The report highlights that big data, machine learning, and AI-based algorithms are at the core of major market players such as Google (e.g. their search algorithm) and Facebook (e.g. their news’ feed algorithm). The CMA also acknowledges that many of the harms discussed in this report are not new but were made more relevant by recent technological advances. Finally, the report acknowledges that the dangers brought by algorithmic regulation are even greater where it impacts consumers significantly (such as decisions about jobs, housing or credit).

The harms discussed in the report deal mainly with choice architecture and dark patterns (e.g. misleading scarcity messages on a given product or misleading rankings). Additionally, personalization is depicted as a particularly dangerous harm, since it cannot be easily identified and because it manipulates consumer choice without that being clear to consumers. Personalization is also worrying because it targets vulnerable consumers. In particular, the CMA is worried about possible discrimination as a result of personalization of offers, prices and other aspects.

Personalized pricing implies that firms charge different prices to different consumers according to what the firm (and their algorithms) think that the consumer is willing to pay. While this has some benefits – like lowering search costs for consumers, the CMA warns that consumers might lose trust in the market as a consequence of personalized pricing practices.

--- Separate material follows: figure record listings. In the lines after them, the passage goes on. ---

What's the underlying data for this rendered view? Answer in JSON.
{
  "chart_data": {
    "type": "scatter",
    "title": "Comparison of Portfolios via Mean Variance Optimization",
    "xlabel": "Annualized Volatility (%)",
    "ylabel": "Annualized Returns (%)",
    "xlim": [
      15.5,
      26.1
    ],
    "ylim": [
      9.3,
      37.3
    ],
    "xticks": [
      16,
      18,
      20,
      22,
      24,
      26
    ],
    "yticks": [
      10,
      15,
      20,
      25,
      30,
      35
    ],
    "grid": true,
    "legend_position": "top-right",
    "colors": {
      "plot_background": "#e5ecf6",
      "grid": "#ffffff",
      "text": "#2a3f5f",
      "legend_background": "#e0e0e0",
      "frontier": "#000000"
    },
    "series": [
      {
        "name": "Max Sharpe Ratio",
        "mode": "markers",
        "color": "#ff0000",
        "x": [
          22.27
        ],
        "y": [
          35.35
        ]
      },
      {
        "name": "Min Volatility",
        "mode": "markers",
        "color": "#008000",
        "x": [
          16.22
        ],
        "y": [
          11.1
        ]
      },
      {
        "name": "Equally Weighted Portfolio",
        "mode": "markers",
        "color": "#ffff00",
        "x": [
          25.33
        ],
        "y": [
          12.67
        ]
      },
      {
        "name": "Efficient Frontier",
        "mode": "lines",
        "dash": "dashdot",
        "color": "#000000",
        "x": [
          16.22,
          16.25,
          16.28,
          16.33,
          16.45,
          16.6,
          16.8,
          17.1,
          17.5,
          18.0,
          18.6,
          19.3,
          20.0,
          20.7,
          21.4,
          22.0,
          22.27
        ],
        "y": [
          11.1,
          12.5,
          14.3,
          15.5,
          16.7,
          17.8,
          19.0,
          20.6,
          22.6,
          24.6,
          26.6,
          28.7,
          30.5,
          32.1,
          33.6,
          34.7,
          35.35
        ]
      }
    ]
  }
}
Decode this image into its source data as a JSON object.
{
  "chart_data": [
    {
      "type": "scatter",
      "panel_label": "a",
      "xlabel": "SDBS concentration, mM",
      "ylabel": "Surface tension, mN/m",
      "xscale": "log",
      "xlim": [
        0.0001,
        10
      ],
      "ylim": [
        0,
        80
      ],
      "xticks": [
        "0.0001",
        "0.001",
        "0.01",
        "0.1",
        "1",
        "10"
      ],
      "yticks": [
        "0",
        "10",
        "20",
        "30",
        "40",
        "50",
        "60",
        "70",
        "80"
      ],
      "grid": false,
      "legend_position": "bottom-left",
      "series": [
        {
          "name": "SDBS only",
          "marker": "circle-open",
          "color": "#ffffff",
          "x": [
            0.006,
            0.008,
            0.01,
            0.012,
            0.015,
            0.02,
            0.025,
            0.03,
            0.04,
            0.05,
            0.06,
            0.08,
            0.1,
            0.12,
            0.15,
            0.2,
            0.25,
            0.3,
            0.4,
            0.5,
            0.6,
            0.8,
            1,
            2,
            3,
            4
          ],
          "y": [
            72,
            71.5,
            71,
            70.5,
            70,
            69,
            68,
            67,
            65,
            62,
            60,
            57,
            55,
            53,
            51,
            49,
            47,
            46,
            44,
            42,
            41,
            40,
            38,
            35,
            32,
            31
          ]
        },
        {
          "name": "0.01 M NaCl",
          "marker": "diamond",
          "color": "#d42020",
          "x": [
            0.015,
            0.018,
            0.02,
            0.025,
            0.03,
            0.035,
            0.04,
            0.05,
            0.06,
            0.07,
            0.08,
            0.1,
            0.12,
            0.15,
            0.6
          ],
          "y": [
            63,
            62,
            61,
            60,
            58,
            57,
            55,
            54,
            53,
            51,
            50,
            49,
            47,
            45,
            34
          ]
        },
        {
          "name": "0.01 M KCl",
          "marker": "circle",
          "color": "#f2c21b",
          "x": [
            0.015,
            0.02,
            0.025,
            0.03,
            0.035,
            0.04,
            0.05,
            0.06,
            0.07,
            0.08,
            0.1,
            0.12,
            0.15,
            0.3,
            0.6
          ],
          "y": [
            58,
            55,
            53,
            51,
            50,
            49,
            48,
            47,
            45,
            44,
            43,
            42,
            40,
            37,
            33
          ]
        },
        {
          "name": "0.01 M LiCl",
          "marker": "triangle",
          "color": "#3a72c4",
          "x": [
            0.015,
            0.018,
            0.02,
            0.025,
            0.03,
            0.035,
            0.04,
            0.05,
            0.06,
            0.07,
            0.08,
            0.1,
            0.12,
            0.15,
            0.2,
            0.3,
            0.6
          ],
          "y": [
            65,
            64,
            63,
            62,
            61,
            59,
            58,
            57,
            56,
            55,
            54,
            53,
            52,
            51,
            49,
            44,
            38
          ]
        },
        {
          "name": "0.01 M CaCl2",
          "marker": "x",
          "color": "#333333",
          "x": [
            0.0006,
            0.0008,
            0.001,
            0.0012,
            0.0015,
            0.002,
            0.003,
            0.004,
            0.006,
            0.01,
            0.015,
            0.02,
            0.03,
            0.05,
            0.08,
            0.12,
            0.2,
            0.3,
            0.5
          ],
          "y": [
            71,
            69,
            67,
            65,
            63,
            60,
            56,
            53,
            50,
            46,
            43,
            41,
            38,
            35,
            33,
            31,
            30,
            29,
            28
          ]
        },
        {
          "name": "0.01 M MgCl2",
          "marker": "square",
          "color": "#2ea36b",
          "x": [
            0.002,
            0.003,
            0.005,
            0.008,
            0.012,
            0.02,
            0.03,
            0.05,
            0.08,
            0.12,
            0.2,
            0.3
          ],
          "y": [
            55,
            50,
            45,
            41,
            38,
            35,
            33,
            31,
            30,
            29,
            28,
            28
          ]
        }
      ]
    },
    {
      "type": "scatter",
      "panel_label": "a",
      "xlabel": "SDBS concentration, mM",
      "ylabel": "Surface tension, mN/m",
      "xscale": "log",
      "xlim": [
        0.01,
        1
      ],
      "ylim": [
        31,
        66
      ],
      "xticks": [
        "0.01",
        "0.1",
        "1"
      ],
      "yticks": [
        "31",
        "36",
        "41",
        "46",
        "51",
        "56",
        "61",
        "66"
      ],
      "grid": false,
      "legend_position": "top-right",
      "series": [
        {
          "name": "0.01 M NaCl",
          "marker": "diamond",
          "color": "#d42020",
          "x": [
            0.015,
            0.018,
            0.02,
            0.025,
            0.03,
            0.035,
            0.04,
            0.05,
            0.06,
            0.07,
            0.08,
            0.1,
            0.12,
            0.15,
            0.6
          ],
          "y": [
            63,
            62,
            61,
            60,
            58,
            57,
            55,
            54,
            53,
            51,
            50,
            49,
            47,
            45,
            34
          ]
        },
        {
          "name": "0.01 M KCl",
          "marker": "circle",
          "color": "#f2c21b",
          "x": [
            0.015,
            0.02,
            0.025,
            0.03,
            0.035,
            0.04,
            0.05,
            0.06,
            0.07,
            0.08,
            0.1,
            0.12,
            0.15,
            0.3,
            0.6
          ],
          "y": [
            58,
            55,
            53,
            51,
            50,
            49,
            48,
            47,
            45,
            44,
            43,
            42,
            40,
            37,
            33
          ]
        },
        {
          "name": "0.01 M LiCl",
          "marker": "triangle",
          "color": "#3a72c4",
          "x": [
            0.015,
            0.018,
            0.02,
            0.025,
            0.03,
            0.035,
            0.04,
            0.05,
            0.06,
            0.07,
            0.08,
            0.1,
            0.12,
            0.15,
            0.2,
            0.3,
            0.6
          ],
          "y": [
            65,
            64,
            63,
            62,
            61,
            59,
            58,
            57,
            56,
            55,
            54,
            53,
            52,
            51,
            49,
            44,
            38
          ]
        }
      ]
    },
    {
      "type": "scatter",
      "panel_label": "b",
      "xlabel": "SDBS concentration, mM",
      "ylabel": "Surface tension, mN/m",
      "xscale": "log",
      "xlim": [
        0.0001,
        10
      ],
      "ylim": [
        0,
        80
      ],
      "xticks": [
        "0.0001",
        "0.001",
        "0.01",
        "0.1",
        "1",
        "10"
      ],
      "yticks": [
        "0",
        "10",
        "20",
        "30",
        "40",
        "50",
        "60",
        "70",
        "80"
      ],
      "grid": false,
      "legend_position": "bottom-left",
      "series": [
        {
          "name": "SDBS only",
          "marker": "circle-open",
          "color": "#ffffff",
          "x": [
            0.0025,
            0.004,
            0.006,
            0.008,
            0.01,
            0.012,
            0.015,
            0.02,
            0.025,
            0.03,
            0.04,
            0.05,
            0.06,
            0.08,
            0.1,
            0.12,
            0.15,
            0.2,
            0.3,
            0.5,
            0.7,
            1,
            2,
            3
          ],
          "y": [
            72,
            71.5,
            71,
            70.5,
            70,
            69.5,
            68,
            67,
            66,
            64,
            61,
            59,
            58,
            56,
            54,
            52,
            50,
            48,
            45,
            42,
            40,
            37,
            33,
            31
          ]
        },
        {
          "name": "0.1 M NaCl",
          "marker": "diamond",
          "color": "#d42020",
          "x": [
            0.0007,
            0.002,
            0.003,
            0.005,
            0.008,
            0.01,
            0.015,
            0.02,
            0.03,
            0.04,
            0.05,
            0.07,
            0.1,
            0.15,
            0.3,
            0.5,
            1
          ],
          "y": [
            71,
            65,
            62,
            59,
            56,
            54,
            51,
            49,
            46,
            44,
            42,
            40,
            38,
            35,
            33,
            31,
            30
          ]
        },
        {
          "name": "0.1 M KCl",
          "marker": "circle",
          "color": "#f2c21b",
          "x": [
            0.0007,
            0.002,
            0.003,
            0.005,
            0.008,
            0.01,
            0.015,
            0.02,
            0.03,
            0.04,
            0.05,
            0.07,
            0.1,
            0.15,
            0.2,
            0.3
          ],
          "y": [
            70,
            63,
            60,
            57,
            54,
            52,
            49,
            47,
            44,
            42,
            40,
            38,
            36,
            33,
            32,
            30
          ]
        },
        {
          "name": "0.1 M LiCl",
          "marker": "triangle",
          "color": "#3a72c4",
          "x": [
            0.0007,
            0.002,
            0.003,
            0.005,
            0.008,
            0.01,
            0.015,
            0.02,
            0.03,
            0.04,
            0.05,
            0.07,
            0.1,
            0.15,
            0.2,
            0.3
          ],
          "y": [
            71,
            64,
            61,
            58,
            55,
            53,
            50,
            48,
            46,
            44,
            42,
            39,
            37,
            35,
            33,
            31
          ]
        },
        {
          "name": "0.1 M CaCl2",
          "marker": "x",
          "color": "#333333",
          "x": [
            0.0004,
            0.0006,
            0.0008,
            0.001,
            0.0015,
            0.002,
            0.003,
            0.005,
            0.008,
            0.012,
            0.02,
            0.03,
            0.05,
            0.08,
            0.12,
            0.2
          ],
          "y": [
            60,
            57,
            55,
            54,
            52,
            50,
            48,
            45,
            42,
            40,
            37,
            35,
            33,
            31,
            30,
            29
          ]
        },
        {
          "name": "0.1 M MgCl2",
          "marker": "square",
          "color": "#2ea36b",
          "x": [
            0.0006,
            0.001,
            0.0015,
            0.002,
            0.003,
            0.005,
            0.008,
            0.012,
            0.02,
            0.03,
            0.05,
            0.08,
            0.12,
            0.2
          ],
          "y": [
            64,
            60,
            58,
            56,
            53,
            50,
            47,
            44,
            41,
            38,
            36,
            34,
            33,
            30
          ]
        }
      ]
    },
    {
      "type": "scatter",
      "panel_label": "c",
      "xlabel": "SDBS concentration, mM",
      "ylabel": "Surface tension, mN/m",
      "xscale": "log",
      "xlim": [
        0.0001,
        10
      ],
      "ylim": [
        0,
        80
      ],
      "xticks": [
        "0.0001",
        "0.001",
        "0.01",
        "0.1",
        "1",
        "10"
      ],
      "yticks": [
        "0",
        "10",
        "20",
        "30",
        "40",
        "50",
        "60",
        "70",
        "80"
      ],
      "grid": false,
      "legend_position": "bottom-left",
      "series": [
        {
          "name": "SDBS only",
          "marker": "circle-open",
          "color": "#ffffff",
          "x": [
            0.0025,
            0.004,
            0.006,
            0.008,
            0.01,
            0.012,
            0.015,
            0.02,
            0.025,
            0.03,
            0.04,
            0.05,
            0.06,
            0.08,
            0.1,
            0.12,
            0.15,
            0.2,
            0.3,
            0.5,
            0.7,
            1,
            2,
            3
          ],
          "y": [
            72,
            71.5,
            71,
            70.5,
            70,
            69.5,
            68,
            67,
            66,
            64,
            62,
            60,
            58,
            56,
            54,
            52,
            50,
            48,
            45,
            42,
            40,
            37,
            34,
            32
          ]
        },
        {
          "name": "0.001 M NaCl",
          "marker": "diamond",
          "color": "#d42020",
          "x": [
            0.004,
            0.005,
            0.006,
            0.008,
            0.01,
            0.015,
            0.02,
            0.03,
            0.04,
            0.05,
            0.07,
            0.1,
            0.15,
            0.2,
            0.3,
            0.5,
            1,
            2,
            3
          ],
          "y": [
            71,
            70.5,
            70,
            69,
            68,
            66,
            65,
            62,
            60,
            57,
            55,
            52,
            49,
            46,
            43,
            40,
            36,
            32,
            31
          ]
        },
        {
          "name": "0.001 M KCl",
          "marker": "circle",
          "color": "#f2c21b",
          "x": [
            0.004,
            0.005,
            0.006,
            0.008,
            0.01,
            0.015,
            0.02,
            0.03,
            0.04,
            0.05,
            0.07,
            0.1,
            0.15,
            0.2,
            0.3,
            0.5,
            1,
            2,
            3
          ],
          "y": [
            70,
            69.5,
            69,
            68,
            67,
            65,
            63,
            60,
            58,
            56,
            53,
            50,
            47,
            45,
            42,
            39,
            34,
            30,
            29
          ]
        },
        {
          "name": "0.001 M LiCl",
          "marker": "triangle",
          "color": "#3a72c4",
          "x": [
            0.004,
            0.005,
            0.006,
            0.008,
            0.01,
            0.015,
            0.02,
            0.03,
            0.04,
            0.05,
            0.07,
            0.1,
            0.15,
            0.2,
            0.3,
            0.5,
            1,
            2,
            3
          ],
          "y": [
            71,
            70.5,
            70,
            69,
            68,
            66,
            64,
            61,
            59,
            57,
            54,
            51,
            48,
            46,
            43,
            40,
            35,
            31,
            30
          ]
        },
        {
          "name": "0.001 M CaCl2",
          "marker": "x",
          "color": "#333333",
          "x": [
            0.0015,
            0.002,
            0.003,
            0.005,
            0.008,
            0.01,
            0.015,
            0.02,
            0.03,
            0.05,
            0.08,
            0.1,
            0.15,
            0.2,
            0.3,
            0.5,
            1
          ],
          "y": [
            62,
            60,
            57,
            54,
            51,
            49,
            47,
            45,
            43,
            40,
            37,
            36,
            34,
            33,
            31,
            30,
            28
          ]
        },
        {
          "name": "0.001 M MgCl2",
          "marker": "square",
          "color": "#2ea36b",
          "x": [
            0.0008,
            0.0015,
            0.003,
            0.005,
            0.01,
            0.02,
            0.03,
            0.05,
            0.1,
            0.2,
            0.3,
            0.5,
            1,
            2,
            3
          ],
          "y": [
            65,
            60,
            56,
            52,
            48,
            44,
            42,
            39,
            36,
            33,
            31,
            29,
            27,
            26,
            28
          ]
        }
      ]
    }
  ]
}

While some personalized pricing techniques are well-known – such as offering coupons or charging lower prices to new customers, others are more opaque and harder to detect. Non-price related personalization is also described as potentially harmful, such as personalized search results rankings or personalized recommendation systems (e.g. what videos to show next). In particular, the CMA warns that these systems may lead to unhealthy overuse or addiction of certain services by consumers and to a fragmented understanding of reality and public discourse.

Additionally, the use of algorithms harms competition since it can exclude competitors (e.g. through platform preferencing, via ranking, of their own products). Through exclusionary practices, dominant firms can stop competitors from challenging their market position. A prominent example of this is that of Google displaying its own Google Shopping service in the general search results page more favorably than competitors that offer similar services. Finally, the CMA report zooms in on algorithmic collusion, or the use of algorithmic systems to sustain higher prices.

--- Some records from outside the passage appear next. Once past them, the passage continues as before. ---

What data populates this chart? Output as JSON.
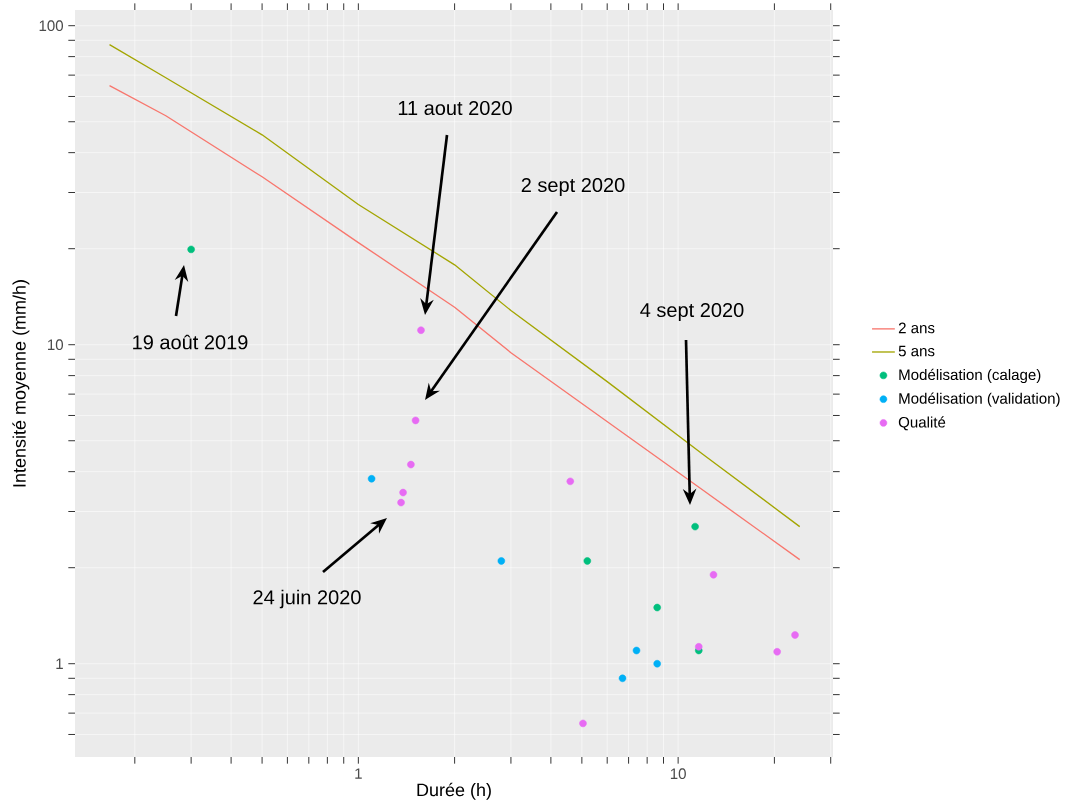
{
  "chart_data": {
    "type": "scatter",
    "xlabel": "Durée (h)",
    "ylabel": "Intensité moyenne (mm/h)",
    "log": "xy",
    "grid": true,
    "legend": "right",
    "xlim": [
      0.13,
      30.5
    ],
    "ylim": [
      0.51,
      112
    ],
    "xticks": [
      {
        "value": 0.2,
        "label": null
      },
      {
        "value": 0.3,
        "label": null
      },
      {
        "value": 0.4,
        "label": null
      },
      {
        "value": 0.5,
        "label": null
      },
      {
        "value": 0.6,
        "label": null
      },
      {
        "value": 0.7,
        "label": null
      },
      {
        "value": 0.8,
        "label": null
      },
      {
        "value": 0.9,
        "label": null
      },
      1,
      {
        "value": 2,
        "label": null
      },
      {
        "value": 3,
        "label": null
      },
      {
        "value": 4,
        "label": null
      },
      {
        "value": 5,
        "label": null
      },
      {
        "value": 6,
        "label": null
      },
      {
        "value": 7,
        "label": null
      },
      {
        "value": 8,
        "label": null
      },
      {
        "value": 9,
        "label": null
      },
      10,
      {
        "value": 20,
        "label": null
      },
      {
        "value": 30,
        "label": null
      }
    ],
    "yticks": [
      {
        "value": 0.6,
        "label": null
      },
      {
        "value": 0.7,
        "label": null
      },
      {
        "value": 0.8,
        "label": null
      },
      {
        "value": 0.9,
        "label": null
      },
      1,
      {
        "value": 2,
        "label": null
      },
      {
        "value": 3,
        "label": null
      },
      {
        "value": 4,
        "label": null
      },
      {
        "value": 5,
        "label": null
      },
      {
        "value": 6,
        "label": null
      },
      {
        "value": 7,
        "label": null
      },
      {
        "value": 8,
        "label": null
      },
      {
        "value": 9,
        "label": null
      },
      10,
      {
        "value": 20,
        "label": null
      },
      {
        "value": 30,
        "label": null
      },
      {
        "value": 40,
        "label": null
      },
      {
        "value": 50,
        "label": null
      },
      {
        "value": 60,
        "label": null
      },
      {
        "value": 70,
        "label": null
      },
      {
        "value": 80,
        "label": null
      },
      {
        "value": 90,
        "label": null
      },
      100
    ],
    "series": [
      {
        "name": "2 ans",
        "type": "line",
        "marker": "none",
        "color": "#f8766d",
        "x": [
          0.1667,
          0.25,
          0.5,
          1,
          2,
          3,
          6,
          12,
          24
        ],
        "values": [
          64.9,
          52.2,
          33.6,
          20.9,
          13.1,
          9.44,
          5.74,
          3.49,
          2.12
        ]
      },
      {
        "name": "5 ans",
        "type": "line",
        "marker": "none",
        "color": "#a3a500",
        "x": [
          0.1667,
          0.25,
          0.5,
          1,
          2,
          3,
          6,
          12,
          24
        ],
        "values": [
          87.2,
          68.7,
          45.5,
          27.5,
          17.8,
          12.8,
          7.66,
          4.52,
          2.69
        ]
      },
      {
        "name": "Modélisation (calage)",
        "marker": "circle",
        "color": "#00bf7d",
        "x": [
          0.3,
          5.2,
          11.3,
          8.6,
          11.6
        ],
        "values": [
          19.9,
          2.1,
          2.69,
          1.5,
          1.1
        ]
      },
      {
        "name": "Modélisation (validation)",
        "marker": "circle",
        "color": "#00b0f6",
        "x": [
          1.1,
          2.8,
          7.41,
          8.6,
          6.7
        ],
        "values": [
          3.8,
          2.1,
          1.1,
          1.0,
          0.9
        ]
      },
      {
        "name": "Qualité",
        "marker": "circle",
        "color": "#e76bf3",
        "x": [
          1.57,
          1.51,
          1.46,
          1.38,
          1.36,
          4.6,
          5.04,
          12.9,
          11.6,
          20.4,
          23.2
        ],
        "values": [
          11.1,
          5.79,
          4.21,
          3.44,
          3.2,
          3.73,
          0.65,
          1.9,
          1.13,
          1.09,
          1.23
        ]
      }
    ],
    "annotations": [
      "11 aout 2020",
      "2 sept 2020",
      "19 août 2019",
      "4 sept 2020",
      "24 juin 2020"
    ]
  }
}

The report also highlights the obstacles brought by lack of transparency, particularly when it comes to platform oversight. The CMA warns that this lack of transparency and the misuse of algorithms may lead consumers to stop participating in digital markets (e.g. deleting social media apps). This justifies, in the CMA’s opinion, the regulators’ intervention. In particular, the CMA considers that regulators can provide guidance to businesses as to how to comply with the law or to elaborate standards for good practices. Overall, the report brings attention to the fact that many laws in place do not apply to algorithmic regulation, such as to discrimination in AI systems. Moreover, the CMA highlights that the application of consumer law to protect consumers against algorithmic discrimination is still an unexplored area.

The report ends with a call for further research on the harms caused by algorithmic regulation. The CMA suggests techniques to investigate these harms that do not depend on access to companies’ data and algorithms, such as enlisting consumers to act as ‘mystery shoppers’ or through crawling or scraping data from websites. The CMA also suggests specific investigation techniques when there is access to the code.

Overall, this is an extremely comprehensive report that not only explains the biggest consumer harms brought by AI regulation but also contains several practical examples, as well as concrete methodological suggestions for further research and for better enforcement. Definitely a recommended read for both academics and practionners alike.